Let me remind you, the Dayton agreement rewarded the aggressor's side by giving them also veto power on all decisions of Bosnian Government. Only formally, Bosnia is still one country. The purpose of keeping Bosnia formally one country is merely to trick both American and Bosnian people to accept Dayton. American people asked American politicians to do something for Bosnia, not against Bosnia, according to numerous Congress resolutions during the aggression against Bosnia.
Now, 9 years after the war, Bosnia does not function normally, even the major railroads don't work. Nothing works in Bosnia because of the creation of Republic Srpska, with veto power.

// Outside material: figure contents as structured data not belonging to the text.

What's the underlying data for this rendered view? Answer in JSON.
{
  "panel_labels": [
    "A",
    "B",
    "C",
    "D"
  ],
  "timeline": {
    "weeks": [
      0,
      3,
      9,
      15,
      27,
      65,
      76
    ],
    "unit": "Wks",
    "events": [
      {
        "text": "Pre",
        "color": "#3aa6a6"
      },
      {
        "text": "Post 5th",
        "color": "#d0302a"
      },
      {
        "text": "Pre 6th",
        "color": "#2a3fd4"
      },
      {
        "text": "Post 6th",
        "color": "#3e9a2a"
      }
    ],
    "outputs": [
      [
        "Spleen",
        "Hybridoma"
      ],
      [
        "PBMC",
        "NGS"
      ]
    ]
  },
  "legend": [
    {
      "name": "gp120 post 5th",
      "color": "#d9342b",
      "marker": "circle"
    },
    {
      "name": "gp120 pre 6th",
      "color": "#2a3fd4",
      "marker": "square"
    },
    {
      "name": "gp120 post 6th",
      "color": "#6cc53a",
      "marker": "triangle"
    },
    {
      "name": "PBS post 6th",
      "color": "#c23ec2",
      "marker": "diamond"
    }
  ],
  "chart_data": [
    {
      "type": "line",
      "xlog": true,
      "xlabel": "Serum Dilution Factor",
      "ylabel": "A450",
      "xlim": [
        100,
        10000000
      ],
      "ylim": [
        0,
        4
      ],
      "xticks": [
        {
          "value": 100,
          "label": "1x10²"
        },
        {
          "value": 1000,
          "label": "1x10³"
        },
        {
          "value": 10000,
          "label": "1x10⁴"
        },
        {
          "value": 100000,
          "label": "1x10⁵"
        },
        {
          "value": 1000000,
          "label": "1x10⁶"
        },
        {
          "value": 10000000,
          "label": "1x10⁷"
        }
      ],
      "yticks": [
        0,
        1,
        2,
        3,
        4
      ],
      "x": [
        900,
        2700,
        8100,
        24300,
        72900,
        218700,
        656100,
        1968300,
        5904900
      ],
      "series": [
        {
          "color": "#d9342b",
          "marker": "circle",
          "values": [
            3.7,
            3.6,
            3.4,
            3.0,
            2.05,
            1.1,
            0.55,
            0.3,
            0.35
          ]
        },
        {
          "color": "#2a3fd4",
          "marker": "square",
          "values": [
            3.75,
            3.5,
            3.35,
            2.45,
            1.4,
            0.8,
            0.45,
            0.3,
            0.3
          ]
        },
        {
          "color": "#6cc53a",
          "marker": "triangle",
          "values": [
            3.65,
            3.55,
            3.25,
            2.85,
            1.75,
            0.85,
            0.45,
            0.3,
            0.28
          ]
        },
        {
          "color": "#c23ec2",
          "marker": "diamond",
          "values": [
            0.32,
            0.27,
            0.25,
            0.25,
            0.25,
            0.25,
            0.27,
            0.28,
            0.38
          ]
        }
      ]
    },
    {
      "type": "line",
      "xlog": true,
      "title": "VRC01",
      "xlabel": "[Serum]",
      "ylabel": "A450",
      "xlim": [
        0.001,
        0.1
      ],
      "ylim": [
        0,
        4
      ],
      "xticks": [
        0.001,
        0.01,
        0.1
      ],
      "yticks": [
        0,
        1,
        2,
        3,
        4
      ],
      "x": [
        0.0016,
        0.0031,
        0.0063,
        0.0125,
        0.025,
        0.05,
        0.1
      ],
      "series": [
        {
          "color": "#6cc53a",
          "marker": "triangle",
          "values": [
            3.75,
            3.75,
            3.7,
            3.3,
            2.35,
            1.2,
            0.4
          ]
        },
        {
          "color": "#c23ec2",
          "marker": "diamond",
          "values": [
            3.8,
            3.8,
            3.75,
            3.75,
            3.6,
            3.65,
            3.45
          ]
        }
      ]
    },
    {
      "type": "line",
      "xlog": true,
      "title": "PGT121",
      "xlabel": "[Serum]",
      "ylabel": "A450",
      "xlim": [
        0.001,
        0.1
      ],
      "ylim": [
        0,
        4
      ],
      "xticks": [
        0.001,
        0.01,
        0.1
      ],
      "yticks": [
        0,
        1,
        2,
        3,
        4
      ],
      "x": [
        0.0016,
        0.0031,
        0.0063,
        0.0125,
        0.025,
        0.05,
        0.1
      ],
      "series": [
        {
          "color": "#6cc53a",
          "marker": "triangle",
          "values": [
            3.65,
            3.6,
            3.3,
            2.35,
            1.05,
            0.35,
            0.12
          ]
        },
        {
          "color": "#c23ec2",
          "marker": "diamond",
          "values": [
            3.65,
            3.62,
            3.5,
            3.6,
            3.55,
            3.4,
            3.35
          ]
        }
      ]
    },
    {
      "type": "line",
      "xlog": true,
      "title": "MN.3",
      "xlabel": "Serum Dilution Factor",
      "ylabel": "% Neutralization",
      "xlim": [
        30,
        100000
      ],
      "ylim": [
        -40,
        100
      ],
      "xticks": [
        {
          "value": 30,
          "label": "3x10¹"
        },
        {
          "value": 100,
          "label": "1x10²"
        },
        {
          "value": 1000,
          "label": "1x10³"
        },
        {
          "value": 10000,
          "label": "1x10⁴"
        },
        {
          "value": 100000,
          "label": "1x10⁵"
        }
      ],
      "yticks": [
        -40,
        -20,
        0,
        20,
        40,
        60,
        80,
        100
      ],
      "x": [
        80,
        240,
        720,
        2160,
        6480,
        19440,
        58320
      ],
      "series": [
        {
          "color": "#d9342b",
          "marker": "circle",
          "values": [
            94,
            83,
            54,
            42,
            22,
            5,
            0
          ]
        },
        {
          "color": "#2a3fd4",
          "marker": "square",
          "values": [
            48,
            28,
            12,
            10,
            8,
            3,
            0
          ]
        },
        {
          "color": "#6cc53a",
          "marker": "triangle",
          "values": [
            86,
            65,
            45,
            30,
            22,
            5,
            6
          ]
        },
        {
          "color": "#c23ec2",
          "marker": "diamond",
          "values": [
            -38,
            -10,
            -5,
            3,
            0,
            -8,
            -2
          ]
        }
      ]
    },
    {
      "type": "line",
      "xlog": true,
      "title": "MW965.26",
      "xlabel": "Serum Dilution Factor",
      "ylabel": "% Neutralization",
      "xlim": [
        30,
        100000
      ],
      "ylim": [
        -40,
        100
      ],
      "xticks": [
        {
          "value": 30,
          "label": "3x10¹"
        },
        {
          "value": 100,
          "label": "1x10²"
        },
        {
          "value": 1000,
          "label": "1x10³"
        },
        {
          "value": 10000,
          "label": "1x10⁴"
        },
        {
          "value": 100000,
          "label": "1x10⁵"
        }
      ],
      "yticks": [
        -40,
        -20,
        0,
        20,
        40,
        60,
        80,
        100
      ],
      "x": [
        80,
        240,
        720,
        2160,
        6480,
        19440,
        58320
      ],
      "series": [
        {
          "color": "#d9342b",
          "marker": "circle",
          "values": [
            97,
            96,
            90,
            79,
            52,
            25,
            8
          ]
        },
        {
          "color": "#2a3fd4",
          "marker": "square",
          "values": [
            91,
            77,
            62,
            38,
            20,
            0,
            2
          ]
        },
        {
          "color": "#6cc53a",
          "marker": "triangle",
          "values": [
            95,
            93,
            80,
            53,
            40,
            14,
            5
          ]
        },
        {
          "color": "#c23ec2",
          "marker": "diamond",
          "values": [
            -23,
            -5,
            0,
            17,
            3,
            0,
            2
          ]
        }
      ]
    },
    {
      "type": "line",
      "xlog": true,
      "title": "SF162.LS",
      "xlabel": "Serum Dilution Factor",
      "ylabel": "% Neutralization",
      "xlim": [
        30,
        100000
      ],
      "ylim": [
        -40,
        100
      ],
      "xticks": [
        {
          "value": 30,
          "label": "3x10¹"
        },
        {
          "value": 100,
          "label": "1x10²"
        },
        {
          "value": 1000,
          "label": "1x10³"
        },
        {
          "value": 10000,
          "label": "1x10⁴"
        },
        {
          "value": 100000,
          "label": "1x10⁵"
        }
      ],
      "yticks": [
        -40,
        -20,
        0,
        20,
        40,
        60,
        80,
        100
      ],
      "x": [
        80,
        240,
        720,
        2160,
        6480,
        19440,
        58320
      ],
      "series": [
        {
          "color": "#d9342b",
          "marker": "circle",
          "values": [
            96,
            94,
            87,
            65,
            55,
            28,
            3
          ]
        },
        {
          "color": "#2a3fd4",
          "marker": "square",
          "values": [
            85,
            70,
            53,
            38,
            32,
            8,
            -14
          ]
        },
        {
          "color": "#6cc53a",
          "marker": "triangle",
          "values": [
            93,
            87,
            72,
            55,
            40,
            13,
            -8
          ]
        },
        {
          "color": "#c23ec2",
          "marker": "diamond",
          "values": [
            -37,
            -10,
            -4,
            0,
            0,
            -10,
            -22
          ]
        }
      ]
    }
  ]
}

Many Bosnians were stripped of their property. The American administration in Bosnia took part in that activity, in order to enforce the Dayton agreement.
In order to prove that Dayton is a legalization of robbery, let me explain the pre war Bosnian (Yugoslav) economic system.
Namely, in the beginning of communism in Yugoslavia, the factories were property of the country. Josip Broz Tito noticed early that it does not work. In the seventies Tito made reforms. He privatized factories (all real assets) by giving them to their employees. In the 1980's, after Tito died, Markovic the Prime Minister of Yugoslavia, made the next step in the privatization, by issuing shares to workers of the businesses. That was the most successful privatization in eastern Europe.
Many powerful corporations were created before the war in Bosnia. Let us take "Energoinvest" as an example. The question is: Who is the owner of the factory that before the war belonged to Energoinvest corporation, if that factory is on a location in the Republic Srpska, after the Daytonpartition of Bosnia? For corporate America, the answer is clear: The Energoinvest factories remain property of Energoinvest, even though they are in the locations in the Republic Srpska. However, in the post Dayton Bosnia, all corporate property was illegally converted to state property. The real owners were stripped of their assets so that Milosevic's cronies in Bosnia would be appeased. That was a step backward to an early communism, when the state was owner of all assets, before the Tito privatized all real assets giving them to workers. After that the new and criminal privatization has been done by former warlords, the new ruling class in Bosnia.
Dear Mr. Senator, I know that this is the South Shore Chamber of Commerce, and that we should talk about corporate America. However, I decided to mention this injustice which is far away from America, but a big scar in American politics. I know of you as somebody who helps all disfranchised people. I hope you will initiate a Congressional investigation to see why the injustice has been done, why USA took part in the crime in Bosnia, and what can be done to bring justice to victims of Bosnian genocide. And remember, we do not ask for humanitarian aid, we ask for justice and unification of our country.